Despite encouraging findings, inconsistencies in study results and methodological limitations highlight the need for further research. Standardizing massage protocols and conducting high-quality clinical trials will be essential in determining its true efficacy. If future studies confirm its benefits, integrating massage therapy into routine oncology care could improve the overall well-being of cancer patients, enhancing their comfort and treatment adherence.
Limitations
While this review provides valuable insights into the role of therapeutic massage in managing CINV, several limitations should be acknowledged. The diversity in study designs, massage techniques, and patient populations makes it difficult to draw definitive conclusions. Many studies had small sample sizes, limiting the generalizability of their findings. Additionally, there was significant variation in how nausea and vomiting were assessed, making it challenging to compare results across different studies.

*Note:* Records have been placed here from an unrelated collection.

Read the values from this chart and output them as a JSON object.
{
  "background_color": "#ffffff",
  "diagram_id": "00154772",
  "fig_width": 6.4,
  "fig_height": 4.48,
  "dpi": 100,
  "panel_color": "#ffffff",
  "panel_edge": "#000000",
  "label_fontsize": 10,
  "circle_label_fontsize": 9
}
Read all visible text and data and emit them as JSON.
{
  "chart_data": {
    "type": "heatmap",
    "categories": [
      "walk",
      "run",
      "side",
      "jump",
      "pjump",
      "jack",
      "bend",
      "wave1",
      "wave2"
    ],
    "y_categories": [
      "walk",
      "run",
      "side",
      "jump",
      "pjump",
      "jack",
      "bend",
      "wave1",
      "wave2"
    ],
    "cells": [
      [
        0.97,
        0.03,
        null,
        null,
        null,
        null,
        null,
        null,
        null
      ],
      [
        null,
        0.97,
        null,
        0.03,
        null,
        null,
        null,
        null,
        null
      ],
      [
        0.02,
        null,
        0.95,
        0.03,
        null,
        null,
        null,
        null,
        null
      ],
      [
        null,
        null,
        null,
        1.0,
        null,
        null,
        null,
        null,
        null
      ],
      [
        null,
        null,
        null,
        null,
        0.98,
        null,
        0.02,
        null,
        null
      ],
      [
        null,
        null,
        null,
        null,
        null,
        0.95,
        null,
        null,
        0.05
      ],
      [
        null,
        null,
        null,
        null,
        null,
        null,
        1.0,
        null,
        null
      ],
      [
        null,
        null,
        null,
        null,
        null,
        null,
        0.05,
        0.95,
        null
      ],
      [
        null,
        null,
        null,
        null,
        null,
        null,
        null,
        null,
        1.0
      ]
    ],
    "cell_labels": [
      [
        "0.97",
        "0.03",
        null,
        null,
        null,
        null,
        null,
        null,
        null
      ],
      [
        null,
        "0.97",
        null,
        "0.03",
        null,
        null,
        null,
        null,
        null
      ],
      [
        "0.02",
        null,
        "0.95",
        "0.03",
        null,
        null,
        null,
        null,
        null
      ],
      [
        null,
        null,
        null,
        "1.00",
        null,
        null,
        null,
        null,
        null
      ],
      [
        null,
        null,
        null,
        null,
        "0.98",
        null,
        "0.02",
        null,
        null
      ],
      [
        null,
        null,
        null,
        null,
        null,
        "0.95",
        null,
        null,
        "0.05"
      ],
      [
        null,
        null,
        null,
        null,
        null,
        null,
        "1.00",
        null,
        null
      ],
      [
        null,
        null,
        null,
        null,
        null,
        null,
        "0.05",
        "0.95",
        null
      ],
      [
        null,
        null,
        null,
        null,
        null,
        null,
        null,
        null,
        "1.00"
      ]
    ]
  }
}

Publication bias may also be a concern, as studies showing positive effects of massage are more likely to be published than those reporting no significant benefit. Furthermore, most research has focused on short-term outcomes, leaving uncertainty about whether massage provides sustained relief over multiple chemotherapy cycles. Contextual differences, such as healthcare settings and cultural attitudes toward massage therapy, may also impact its effectiveness and accessibility. Addressing these limitations through well-designed, large-scale studies will be crucial in determining the role of therapeutic massage as a standardized complementary therapy for managing CINV.
Funding
The authors declare that no funding was received for this study from any organization or institution. The research, analysis, and writing were carried out without financial sponsorship, ensuring complete independence in the study’s design and findings.
Acknowledgement
The authors would like to express their sincere gratitude to the faculty and research team members who contributed their insights during the preparation of this scoping review.
This study involved a review of publicly available data and did not include human participants or animal subjects. Therefore, ethical approval was not required, and no ethical code number is applicable.
Conflict of Interest
There was no conflict of interest in this manuscript.